La commission Bouchard-Taylor a subi son épreuve du réel cette semaine à Montréal. Pulvérisant les idées reçues, les voix de la santé et de l'école se sont fait entendre, démontrant avec une désarmante simplicité que, loin des grands principes et de la plus pompeuse des théories, des accommodements sont possibles. Cet écho, qui prône avec sagesse l'éthique de la différence, devrait peser lourdement dans la balance des commissaires avant qu'ils ne songent à alourdir la machine.
À des kilomètres d'Hérouxville ou de Saguenay, Gérard Bouchard et Charles Taylor ont eu droit cette semaine à un véritable condensé montréalais d'accommodements consentis sur une base quotidienne par les sphères de l'école et de la santé. Exit la théorie; bienvenue la pratique!

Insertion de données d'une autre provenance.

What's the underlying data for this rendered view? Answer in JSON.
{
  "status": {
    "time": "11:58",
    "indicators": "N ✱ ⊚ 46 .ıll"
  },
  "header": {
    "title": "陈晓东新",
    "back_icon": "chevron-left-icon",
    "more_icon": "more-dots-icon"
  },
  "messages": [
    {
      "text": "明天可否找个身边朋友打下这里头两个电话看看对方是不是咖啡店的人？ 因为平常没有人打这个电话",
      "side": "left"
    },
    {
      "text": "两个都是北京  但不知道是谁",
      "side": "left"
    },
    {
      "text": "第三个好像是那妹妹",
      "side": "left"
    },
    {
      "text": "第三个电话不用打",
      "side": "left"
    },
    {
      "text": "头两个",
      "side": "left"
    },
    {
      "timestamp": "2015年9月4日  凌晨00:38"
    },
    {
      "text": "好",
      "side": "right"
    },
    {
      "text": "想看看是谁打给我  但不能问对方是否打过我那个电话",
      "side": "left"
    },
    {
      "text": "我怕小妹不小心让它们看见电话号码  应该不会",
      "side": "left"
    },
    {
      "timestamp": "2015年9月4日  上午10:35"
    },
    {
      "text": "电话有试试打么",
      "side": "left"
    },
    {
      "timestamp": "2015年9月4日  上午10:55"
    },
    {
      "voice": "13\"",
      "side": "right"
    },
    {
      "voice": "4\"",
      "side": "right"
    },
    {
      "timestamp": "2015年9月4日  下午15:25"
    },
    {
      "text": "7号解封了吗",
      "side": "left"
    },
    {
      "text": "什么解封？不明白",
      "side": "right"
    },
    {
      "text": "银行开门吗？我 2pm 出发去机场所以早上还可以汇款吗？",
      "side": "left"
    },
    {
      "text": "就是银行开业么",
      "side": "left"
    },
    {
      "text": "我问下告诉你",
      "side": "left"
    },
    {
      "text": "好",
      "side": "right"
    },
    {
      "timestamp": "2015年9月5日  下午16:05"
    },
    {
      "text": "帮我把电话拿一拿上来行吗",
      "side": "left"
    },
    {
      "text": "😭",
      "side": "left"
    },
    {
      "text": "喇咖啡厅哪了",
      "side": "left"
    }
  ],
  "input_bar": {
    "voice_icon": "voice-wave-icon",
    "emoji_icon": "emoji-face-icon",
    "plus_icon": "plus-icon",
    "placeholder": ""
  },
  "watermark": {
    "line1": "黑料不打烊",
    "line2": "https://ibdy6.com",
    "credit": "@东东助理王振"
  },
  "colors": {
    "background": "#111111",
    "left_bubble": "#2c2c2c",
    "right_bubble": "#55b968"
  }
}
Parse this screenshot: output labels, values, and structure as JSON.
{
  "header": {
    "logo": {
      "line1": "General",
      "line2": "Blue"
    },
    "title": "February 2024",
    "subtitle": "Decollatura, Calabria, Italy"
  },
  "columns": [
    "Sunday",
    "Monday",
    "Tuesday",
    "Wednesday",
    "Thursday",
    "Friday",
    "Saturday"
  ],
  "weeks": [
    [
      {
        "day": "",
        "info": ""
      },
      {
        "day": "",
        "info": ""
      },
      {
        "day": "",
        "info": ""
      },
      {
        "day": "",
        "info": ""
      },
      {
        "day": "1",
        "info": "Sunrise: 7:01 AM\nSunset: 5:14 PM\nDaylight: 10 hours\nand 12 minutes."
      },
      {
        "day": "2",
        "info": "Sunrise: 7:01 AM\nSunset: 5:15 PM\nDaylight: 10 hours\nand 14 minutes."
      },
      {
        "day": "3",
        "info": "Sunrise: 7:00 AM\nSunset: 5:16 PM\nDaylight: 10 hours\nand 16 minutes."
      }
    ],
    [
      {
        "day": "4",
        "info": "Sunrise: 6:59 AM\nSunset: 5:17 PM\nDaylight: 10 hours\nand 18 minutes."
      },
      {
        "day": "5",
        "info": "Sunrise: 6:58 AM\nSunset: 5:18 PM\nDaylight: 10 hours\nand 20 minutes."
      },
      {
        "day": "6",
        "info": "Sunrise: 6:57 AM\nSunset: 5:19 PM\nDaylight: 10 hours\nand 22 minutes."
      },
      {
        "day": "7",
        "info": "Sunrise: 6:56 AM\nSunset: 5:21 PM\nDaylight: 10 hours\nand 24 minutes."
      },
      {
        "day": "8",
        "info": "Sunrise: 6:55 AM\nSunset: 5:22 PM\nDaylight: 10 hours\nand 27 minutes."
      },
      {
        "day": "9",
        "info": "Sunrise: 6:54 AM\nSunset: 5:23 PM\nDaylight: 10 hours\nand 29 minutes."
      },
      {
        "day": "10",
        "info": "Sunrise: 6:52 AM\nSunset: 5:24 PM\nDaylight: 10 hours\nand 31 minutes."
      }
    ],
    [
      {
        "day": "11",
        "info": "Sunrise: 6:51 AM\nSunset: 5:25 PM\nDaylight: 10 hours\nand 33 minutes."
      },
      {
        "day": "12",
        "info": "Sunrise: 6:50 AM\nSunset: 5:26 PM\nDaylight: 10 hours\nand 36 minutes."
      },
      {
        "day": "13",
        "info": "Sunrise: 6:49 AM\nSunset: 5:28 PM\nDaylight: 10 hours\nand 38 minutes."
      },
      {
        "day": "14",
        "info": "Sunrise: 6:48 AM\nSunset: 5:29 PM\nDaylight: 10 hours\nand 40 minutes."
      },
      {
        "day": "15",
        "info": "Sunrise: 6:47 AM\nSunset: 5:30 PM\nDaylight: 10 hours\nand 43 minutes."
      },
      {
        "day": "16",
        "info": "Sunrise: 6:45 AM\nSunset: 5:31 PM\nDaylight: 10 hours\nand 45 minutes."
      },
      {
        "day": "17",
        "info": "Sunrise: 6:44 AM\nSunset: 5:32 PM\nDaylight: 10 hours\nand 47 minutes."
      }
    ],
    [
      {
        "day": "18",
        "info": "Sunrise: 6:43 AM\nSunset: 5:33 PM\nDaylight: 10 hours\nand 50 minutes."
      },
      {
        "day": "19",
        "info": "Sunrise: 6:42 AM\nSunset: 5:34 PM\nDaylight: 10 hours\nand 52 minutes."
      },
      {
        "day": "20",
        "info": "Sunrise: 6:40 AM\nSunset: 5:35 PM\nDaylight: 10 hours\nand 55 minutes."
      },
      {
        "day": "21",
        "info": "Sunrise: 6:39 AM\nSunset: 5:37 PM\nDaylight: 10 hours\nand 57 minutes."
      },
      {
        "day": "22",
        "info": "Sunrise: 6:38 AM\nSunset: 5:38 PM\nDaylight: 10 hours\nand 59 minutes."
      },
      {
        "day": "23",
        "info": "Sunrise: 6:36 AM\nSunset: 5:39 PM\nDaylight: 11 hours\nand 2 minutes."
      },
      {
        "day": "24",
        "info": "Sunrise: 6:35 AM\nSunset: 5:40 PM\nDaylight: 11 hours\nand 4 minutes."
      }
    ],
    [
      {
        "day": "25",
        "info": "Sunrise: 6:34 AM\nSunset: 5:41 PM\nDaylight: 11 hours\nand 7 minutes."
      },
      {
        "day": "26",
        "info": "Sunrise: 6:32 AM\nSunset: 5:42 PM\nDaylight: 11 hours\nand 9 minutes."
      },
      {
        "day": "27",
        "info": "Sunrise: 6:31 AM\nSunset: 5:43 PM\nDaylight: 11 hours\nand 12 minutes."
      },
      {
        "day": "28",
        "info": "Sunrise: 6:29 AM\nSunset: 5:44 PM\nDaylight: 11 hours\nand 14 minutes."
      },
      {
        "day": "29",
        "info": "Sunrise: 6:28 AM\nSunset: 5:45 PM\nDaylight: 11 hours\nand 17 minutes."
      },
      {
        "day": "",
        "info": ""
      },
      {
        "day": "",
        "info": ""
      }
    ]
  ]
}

À eux seuls, certains témoignages composent un précieux guide pratique décliné sur les thèmes du respect, de l'ouverture et de la créativité. Des responsables de services de santé et des porte-parole de commissions scolaires ont froidement rectifié certains faits -- à leur bout du spectre, les accommodements sont monnaie courante et ne créent aucune ergoterie, quoiqu'en rapporte le bazar médiatique --, exposant avec sensibilité les clés essentielles à l'entente mutuelle idéale: c'est-à-dire respectueuse des croyances des uns et des principes des autres.
À croire Marc Sougavinski, directeur général du Centre de santé et de services sociaux (CSSS) de la Montagne, il y a déjà bien assez de cadres théoriques, de lois et de règles pour baliser la diversité culturelle et ses demandes d'ajustements. Basta! Percutant, l'avis qu'il a livré mercredi est d'une simplicité inouïe: en milieu pluriethnique, on a beau composer avec une matière complexe, inutile de sombrer dans les formules toutes faites.
Après le choc de la différence et le jugement de l'autre -- impossible à éviter --, le personnel s'affaire à comprendre l'interlocuteur, puis à tenter un rapprochement, a rappelé avec une candeur sympathique Hélène Greffard, qui travaille au CLSC Parc-Extension, véritable terreau de la pluriethnicité à Montréal.
Forts d'une grande expérience, les porte-parole des commissions scolaires et du réseau de la santé ont semé de précieuses leçons, qu'il faut placer au-dessus des autres tout simplement parce qu'elles puisent dans la réalité: la religion a beau ne pas colorer nos institutions laïques, elle ne se cantonne pas aux consciences et à la vie domestique. Bienheureux qui réussira à l'intégrer sans qu'elle envahisse. L'ajout de règles, de mesures et de balises risque d'encourager les recours à la justice; voie d'échappement, la judiciarisation ne peut être érigée en dogme.
Appuyé sur de solides principes d'éthique de l'altérité, le personnel des réseaux de la santé et de l'école ne se dérobe pas: chacun de ces cas particuliers est un défi de taille. Dans une balance où oscillent convictions personnelles, visées professionnelles, politiques publiques, lois et besoins du client, on rêve d'un certain équilibre.
Qui s'en rappelle? Avant que le port du kirpan par un élève de la commission scolaire Marguerite-Bourgeoys n'ébranle le Québec en 2002 et ne fasse l'objet d'une décision de la Cour suprême, la Commission scolaire de Montréal avait vécu tout en douceur, et bien plus tôt (1998), sa propre affaire du kirpan. Sans micro inquisiteur ni baguettes juridiques, la commission scolaire et les parents avaient trouvé un compromis et accepté le port par l'enfant d'un bijou rappelant le kirpan. Un vrai compromis dont on n'a jamais entendu parler.
Pour tous ces théoriciens du «nous» et du «eux», qui rêvent d'un Québec homogène, intégrateur et guéri de sa crise identitaire, le compte rendu en provenance du monde réel est source d'enseignements. La diversité religieuse dans un cadre laïque est cause d'«inconforts», certes, mais elle constitue matière à enrichissement avant d'être source de conflits.
MM. Bouchard et Taylor se transformeront bientôt en scribes studieux. Avant de soumettre de nouveaux carcans qui baliseront l'intégration de la diversité, les commissaires doivent s'attarder à ces voix venues du «vrai monde». Elles constituent leur propre épreuve du réel.